Quel rôle des pharmaciens dans l’activité physique adaptée ?

François Carré professeur en physiologie cardio-vasculaire à l’université Rennes-I, cardiologue au centre hospitalier universitaire de Rennes, médecin du sport et cofondateur de l’Observatoire national de l’activité physique et de la sédentarité, est un ardent défenseur de la promotion du sport dans la prévention des risques. Interrogé par le Monde, il fait le point sur la lutte contre la sédentarité et l’activité physique pour tous. Son premier constat est de déplorer l’absence de prise de conscience réelle des dangers par la population et les parents n’ont pas conscience des dangers de la sédentarité pour leurs enfants.

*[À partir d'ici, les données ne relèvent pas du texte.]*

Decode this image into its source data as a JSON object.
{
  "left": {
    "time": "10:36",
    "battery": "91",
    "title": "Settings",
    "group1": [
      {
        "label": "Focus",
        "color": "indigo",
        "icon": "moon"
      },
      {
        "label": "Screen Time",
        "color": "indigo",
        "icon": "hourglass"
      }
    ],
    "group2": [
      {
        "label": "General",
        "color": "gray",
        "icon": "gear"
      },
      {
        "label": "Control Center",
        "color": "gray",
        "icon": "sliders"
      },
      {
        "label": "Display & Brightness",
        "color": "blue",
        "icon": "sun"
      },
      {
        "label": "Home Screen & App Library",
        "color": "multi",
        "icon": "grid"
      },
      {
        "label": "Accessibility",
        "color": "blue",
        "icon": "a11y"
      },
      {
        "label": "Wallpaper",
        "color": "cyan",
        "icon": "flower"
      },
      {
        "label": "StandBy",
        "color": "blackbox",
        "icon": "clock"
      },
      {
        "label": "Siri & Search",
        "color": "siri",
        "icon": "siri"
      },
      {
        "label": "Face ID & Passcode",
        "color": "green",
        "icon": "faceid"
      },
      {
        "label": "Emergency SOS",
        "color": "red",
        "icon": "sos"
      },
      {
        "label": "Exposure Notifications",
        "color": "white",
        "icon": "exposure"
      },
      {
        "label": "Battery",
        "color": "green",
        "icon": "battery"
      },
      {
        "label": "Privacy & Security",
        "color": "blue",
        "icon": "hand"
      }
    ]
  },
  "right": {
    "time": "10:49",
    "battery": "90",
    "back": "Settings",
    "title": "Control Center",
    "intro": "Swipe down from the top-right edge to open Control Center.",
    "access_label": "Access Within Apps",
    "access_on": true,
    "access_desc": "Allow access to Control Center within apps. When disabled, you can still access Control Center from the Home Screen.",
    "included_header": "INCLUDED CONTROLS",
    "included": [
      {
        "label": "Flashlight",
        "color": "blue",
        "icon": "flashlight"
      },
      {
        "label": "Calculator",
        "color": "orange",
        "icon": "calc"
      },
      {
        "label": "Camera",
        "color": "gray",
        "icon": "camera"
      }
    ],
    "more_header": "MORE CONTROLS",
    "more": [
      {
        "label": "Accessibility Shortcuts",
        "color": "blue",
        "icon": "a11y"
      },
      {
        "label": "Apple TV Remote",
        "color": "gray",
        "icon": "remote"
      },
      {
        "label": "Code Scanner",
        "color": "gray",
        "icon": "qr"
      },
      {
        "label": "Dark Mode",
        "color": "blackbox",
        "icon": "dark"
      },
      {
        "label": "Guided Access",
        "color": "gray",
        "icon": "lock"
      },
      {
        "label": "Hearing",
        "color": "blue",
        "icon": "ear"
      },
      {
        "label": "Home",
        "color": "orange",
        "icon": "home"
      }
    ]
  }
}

François Carré pense que la question de l’activité physique devrait systématiquement être abordée en consultation et qu’il faut miser sur la médecine préventive mais qui reste faible en France. L’espérance de vie en bonne santé dans notre pays est de 62,6 ans chez les hommes et 64,4 ans chez les femmes soit environ dix ans de moins qu’en Suède et à Malte, avec pourtant la même espérance de vie (82 ans) à la naissance.
Des initiatives fonctionnent, comme « Les parcours du cœur », proposés par la Fédération française de cardiologie. En 2018, plus de 415 000 élèves issus de 2 600 établissements y ont participé. Mais, dans le domaine de l’activité physique, l’éducation nationale est difficile à bouger.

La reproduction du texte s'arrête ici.